To use free SSL certs provided by Let’s Encrypt, we need to configure certbot, which will automatically provision the cert when run and keep it updated every 90 days which provides a nice experience for users. Note if you need extended validation and such, Let’s Encrypt does not provide that and a paid option will need to be used, but for a basic blog, Let’s Encrypt should suffice. Below we will install certbot with snap, my server is running Ubuntu which comes with it installed, so install snap, you can find instructions here. You can also install it with pip, which is python’s package manager. Below are the steps to install:

 1
 2
 3
 4
 5
 6
 7
 8
 9
10
11
12
13
14
15

# remove certbot if it has been previously installed 
# with your distro's package manager, in my case ubuntu
sudo apt-get remove --purge certbot
# Install package with snap
sudo snap install --classic certbot
# link the certbot binary to a location in your path
sudo ln -l /snap/bin/certbot /usr/bin/certbot
# Get cert and install it by adding it to nginx config
sudo certbot --nginx
# Test automatic renewal, this will display the output of renewal and
# install a systemd task that will run so often.
sudo certbot renew --dry-run
# Browse to your website to test the cert, if using http it will
# redirect to https
curl https://example.com

So now your site should be reachable via https. Next we will cover setting up a deployment pipeline in Gitlab that uses rsync to deploy the site.

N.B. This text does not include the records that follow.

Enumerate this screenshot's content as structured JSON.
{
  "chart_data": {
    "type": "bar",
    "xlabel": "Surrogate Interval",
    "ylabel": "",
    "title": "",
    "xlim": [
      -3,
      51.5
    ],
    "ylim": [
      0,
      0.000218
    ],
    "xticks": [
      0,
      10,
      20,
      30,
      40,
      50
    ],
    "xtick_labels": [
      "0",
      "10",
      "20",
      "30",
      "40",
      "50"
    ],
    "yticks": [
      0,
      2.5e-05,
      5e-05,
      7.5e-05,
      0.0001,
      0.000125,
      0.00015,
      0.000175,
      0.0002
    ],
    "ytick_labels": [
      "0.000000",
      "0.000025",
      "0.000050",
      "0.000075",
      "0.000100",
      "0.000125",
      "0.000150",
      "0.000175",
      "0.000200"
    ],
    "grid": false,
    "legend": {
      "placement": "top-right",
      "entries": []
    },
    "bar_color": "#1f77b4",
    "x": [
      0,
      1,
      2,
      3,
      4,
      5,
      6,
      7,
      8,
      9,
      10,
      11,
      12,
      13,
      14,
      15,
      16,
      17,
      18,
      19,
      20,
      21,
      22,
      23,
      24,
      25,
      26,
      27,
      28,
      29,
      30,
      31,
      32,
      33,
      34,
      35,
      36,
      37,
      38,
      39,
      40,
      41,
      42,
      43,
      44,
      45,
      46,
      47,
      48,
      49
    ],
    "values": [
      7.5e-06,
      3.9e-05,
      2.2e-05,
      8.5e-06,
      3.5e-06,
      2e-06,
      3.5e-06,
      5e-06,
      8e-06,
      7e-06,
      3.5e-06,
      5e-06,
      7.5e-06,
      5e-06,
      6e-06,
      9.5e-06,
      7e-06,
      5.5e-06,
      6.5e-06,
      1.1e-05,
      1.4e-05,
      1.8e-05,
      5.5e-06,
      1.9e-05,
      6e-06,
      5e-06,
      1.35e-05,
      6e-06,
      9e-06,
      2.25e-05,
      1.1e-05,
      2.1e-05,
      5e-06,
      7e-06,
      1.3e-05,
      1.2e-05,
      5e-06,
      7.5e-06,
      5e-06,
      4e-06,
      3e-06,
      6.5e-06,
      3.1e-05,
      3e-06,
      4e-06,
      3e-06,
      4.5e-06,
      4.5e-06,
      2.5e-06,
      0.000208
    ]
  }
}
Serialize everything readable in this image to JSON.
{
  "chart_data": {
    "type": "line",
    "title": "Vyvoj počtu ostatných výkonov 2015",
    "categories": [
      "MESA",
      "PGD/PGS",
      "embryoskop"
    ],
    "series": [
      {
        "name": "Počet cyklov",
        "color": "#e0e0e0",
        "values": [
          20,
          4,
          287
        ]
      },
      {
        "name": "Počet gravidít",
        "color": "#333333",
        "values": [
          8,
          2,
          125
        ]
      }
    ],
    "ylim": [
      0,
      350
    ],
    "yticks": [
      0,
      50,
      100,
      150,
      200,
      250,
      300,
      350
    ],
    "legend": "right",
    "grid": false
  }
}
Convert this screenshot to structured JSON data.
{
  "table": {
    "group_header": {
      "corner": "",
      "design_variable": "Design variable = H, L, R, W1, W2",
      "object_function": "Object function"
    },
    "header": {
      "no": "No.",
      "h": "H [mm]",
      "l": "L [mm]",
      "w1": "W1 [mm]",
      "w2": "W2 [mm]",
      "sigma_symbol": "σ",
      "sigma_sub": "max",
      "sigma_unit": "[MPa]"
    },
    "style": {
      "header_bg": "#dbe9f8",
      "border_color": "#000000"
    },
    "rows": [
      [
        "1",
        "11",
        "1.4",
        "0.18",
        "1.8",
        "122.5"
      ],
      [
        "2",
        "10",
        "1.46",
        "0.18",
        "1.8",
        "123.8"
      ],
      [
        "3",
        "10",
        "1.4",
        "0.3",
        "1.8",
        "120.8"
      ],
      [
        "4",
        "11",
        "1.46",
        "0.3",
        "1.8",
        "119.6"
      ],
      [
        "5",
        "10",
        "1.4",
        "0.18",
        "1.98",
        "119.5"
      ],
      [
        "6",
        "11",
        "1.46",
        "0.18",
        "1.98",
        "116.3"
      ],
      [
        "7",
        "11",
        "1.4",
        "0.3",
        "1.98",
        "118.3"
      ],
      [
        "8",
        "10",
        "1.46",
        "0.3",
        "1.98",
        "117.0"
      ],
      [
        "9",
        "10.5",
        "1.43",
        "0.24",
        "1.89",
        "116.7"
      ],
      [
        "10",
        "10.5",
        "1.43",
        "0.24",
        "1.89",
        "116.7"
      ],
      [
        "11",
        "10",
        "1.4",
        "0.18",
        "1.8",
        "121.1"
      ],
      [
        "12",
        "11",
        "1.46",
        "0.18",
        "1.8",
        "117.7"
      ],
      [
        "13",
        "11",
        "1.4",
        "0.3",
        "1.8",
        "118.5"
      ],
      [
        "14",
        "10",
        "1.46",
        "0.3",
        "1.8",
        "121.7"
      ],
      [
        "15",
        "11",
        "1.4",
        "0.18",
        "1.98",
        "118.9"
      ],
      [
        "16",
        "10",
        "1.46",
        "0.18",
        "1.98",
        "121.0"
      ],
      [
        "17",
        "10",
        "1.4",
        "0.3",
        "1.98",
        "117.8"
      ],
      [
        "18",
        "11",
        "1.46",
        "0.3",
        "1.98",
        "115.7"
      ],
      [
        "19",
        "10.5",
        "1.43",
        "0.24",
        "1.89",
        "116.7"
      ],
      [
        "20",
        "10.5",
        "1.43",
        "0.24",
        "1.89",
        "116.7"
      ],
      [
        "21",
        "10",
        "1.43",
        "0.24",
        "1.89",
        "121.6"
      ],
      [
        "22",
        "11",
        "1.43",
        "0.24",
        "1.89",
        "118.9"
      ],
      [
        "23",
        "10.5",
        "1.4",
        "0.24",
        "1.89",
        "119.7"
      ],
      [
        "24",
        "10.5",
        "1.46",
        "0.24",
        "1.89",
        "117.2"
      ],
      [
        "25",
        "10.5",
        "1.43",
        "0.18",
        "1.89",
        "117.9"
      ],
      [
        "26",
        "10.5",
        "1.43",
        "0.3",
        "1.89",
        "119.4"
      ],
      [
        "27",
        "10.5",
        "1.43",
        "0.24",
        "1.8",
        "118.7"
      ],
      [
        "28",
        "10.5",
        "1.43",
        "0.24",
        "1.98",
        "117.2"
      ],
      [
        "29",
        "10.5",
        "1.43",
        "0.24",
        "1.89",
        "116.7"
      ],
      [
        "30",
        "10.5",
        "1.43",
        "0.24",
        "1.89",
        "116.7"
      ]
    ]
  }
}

Configuring the Gitlab pipeline

In your projects directory, create a file named .gitlab-ci.yml. Paste the below contents into the file and change it to meet your needs, for example if your main branch is called master, you can change only to master. The below yaml assumes you have .gitlab-ci.yml in the root and your Hugo site in the site directory. The script uses the hugomods/hugo:debian-node image, which is a community maintained docker image that can be used for development, and in this case it is used to build the static files for my site. I use Tailwind CSS for this site and use the npm -i command to install the tailwindcss and @tailwindcss/cli packages that are defined in the package.json file in the hugo site directory.

 1
 2
 3
 4
 5
 6
 7
 8
 9
10
11
12
13
14
15
16
17
18
19
20
21
22
23
24
25

stages:
  - build
  - deploy
build:
  stage: build
  image: hugomods/hugo:debian-node
  tags: 
   - build
  script:
    - cd site
    - npm i
    - hugo -b "${BASE_URL}" -d ../public
  artifacts:
    paths:
     - public
  only:
    - main
deploy:
  stage: deploy
  tags:
    - deploy
  script:
    - rsync -hrvz --delete --exclude=_ public/ "${SITE_LOCATION}" 
  only:
    - main

The above pipeline uses two agents, one with the tag “build” and one with the tag “deploy”. In my case I run the build agent in my home network, and deploy is running on the VPS that is hosting my site. I did have it initially set up to use the same agent for both steps and had a deploy account setup on the VPS with rbash set as shell and had a private key setup that was used for login, but I decided to switch to using a gitlab-runner with the shell executor on my VPS that just runs the rsync command to copy the files from the artifact directory to the NGINX web root for my site. This allowed the build/deploy process to speed up, and it takes under a minute to build/deploy any changes that are merged or pushed to my main branch in my private repository. I setup two pipeline variables in my project, one for my site’s base url: ${BASE_URL}, and one: ${SITE_LOCATION}, that has the location of my vHosts web root directory for rsync to copy the files to.

Conclusion

Well that is the end of this post, I hope that this could help someone looking for a way to deploy a Hugo site to a VPS using Gitlab and docker.